Mina Ibrahim is an anthropologist and archivist from Cairo, Egypt, interested in linking ethnographic fieldwork with (absent) paper archives and oral history. After finishing his BA from the American University in Cairo (AUC), he earned his MA from Central European University (CEU) in Budapest, Hungary. In June 2022, he defended his doctoral dissertation at the University of Giessen that traced theologically and socially negated practices among Coptic Christians in Egypt. After publishing many articles, book chapters, and book reviews about the topic during his research, Mina turned his dissertation into a book with Palgrave Macmillan titled Identity, Marginalisation, and Activism, and Victimhood in Egypt: Misfits in the Coptic Christian Community.

In September 2018, Mina joined the MENA Prison Forum (MPF) as its project coordinator.
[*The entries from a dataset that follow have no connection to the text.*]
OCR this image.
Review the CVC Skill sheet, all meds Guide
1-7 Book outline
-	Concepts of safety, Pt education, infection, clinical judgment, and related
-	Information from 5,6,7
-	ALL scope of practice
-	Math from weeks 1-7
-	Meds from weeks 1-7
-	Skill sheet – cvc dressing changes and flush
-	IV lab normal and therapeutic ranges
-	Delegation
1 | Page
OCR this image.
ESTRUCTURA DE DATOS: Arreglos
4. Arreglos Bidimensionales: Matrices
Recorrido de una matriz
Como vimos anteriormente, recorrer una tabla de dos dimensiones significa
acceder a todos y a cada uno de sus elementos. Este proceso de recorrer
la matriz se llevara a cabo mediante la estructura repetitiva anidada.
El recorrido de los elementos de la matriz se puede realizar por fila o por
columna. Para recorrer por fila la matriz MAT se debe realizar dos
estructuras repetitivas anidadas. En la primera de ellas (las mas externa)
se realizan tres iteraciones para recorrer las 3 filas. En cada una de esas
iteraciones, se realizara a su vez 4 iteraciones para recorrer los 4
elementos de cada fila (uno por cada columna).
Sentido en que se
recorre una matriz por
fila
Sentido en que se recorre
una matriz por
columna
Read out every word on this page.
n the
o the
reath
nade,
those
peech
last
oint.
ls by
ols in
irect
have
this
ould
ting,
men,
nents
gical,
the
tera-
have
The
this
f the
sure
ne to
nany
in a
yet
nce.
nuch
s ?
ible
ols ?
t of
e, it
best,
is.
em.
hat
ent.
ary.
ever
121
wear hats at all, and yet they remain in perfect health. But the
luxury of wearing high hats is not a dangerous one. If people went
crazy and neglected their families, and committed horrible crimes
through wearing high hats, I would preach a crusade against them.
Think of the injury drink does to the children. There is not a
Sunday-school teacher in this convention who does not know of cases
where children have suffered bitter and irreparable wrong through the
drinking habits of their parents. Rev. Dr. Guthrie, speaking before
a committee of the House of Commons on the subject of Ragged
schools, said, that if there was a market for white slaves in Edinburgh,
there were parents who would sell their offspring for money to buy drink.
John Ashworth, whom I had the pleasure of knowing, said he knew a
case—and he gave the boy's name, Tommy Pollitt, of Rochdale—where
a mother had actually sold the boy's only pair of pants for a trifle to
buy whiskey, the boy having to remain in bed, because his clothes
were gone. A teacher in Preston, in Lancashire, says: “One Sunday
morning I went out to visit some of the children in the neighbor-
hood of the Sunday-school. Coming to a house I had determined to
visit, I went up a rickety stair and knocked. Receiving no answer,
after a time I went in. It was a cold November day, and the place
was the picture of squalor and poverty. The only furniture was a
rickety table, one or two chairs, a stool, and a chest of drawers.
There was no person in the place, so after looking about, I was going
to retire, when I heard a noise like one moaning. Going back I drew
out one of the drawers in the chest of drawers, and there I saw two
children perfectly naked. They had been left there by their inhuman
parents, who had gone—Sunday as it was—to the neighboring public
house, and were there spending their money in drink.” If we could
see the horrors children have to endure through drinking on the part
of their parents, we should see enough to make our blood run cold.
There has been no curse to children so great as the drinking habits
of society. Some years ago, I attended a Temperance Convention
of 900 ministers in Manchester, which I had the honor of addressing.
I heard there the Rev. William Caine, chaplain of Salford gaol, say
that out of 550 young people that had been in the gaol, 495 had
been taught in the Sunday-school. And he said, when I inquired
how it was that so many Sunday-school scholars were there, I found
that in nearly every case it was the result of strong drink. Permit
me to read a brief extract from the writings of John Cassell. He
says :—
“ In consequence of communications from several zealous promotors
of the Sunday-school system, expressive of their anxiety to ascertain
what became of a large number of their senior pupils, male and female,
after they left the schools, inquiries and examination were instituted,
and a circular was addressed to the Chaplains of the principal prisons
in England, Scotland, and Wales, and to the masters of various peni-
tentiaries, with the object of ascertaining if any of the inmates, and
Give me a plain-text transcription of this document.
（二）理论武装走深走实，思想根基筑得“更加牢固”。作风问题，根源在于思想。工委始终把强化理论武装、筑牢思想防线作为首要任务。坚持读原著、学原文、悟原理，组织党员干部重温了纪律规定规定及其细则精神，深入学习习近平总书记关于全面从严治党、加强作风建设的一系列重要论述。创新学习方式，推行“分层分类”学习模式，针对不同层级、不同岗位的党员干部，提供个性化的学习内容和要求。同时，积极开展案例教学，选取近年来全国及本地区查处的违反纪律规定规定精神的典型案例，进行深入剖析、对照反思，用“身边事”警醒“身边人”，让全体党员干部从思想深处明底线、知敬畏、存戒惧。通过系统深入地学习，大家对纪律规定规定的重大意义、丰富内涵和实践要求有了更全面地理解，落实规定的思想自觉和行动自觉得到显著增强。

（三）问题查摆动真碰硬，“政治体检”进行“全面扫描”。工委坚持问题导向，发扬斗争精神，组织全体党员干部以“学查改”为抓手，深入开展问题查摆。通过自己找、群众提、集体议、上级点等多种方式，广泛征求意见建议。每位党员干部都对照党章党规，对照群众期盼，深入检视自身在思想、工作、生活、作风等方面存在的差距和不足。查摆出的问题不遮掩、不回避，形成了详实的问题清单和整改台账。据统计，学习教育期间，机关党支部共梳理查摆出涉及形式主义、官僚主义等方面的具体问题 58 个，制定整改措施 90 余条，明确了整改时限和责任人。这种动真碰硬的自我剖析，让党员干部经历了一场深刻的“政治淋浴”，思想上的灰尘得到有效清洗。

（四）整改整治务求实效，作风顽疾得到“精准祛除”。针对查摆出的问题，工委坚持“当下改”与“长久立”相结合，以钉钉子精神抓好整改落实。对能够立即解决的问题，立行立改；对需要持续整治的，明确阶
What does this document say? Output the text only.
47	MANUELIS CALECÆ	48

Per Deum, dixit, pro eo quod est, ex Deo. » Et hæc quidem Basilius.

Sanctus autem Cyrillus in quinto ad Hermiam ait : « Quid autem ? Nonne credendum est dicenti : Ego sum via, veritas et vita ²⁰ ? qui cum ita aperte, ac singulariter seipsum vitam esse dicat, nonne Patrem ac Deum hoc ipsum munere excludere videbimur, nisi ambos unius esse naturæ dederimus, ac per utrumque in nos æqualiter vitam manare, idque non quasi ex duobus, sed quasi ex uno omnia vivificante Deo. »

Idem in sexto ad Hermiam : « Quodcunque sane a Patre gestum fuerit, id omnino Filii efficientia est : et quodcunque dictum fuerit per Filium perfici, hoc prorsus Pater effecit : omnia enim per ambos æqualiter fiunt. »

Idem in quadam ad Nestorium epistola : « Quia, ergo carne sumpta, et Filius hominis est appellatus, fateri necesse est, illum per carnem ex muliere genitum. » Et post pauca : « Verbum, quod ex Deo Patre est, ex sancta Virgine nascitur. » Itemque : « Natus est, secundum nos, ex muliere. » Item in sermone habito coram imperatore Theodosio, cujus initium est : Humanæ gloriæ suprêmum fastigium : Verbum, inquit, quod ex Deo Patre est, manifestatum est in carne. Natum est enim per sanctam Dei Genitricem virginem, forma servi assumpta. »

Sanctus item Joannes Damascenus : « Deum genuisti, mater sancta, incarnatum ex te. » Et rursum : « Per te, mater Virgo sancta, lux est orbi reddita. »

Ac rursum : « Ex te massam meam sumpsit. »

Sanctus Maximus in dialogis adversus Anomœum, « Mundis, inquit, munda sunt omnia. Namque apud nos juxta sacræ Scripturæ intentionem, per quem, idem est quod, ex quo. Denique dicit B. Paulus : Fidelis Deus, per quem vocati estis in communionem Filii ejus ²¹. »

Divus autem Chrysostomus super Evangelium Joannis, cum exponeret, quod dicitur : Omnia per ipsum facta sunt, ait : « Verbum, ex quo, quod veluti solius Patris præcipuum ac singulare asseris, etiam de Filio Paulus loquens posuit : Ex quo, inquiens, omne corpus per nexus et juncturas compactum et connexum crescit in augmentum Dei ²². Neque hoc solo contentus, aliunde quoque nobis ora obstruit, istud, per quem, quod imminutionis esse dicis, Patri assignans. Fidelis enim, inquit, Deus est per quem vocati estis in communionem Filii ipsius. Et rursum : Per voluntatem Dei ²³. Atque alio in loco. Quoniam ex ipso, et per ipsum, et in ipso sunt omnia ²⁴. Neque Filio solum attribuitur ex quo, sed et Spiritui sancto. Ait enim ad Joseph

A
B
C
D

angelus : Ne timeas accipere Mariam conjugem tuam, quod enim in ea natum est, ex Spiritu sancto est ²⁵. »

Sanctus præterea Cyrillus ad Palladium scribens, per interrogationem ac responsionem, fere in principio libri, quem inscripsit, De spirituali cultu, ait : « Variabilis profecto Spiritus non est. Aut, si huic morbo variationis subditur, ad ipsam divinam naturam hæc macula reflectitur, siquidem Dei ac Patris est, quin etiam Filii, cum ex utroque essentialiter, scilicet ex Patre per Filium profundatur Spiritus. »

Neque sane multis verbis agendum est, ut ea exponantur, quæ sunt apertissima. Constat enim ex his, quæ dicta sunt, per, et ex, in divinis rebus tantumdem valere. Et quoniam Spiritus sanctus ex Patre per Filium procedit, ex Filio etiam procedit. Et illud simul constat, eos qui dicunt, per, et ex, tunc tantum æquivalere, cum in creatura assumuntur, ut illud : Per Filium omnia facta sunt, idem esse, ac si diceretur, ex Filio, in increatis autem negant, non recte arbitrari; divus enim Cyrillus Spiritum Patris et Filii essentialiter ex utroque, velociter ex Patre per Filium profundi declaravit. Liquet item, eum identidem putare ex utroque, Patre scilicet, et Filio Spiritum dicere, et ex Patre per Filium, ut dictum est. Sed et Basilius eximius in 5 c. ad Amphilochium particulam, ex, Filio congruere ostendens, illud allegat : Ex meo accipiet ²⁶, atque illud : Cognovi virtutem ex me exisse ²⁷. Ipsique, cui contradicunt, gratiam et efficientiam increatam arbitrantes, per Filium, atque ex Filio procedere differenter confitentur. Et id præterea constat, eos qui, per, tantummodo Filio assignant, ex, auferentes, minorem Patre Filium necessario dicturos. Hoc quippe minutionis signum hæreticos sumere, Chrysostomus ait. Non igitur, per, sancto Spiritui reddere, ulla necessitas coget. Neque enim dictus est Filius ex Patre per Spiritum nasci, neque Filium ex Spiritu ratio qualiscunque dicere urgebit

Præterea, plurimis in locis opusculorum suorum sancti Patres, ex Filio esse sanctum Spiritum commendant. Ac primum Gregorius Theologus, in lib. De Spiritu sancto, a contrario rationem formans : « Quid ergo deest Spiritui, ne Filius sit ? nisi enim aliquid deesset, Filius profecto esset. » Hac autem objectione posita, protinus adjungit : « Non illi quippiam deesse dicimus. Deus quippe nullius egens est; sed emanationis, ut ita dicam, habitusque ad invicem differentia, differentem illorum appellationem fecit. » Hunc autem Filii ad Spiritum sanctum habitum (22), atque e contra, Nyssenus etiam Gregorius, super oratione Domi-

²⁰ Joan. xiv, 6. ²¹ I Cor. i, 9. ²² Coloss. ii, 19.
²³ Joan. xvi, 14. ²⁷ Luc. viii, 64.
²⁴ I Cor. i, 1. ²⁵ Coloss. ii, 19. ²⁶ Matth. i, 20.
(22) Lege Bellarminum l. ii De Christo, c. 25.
Founded by Lokman Slim and Monika Borgmann as an initiative of UMAM Documentation & Research (UMAM D&R), MPF is a multidisciplinary forum addressing prison, detention, and carceral-related dynamics both within countries in the MENA region and across the region itself. The MPF project takes as its starting point the centrality of the prison, and in particular of the prison as a site of political incarceration, to the MENA region's political culture, future trajectory, identity, and mindset. In January 2023, Mina became the MPF project manager and concerned with connecting the work of the MPF to other regions.

In May 2021, Mina founded SARD for History and Social Research (Shubra’s Archive). Established while writing his dissertation, Shubra’s Archive grapples with the absence of communal hubs in Cairo’s neighbourhoods where their inhabitants can produce and share knowledge about their histories and everyday relationships.

In October 2022, Mina joined the Centre for Conflict Studies at Marburg University as a research associate to study human rights consciousness among Syrian refugees in Germany as part of the “Human Rights Crimes, Norms Entrepreneurs, and the Implementation of the Principle of Universal Jurisdiction in Germany”. This is one of the ten subprojects of the DFG research group Human Rights Discourses in the Migration Society (MeDiMi), which is headed by the Professorship of Public Law and European Law at the Justus Liebig University in Giessen. Mina’s work will be concerned with tracing and analysing the gaps and intersections between the recent trials of members of the Syrian regime in Germany, on one hand, and the everyday, vernacular meanings and understandings of justice, accountability, and human rights among Syrians who escaped their country following the 2011 uprisings and its brutal aftermath, on the other hand.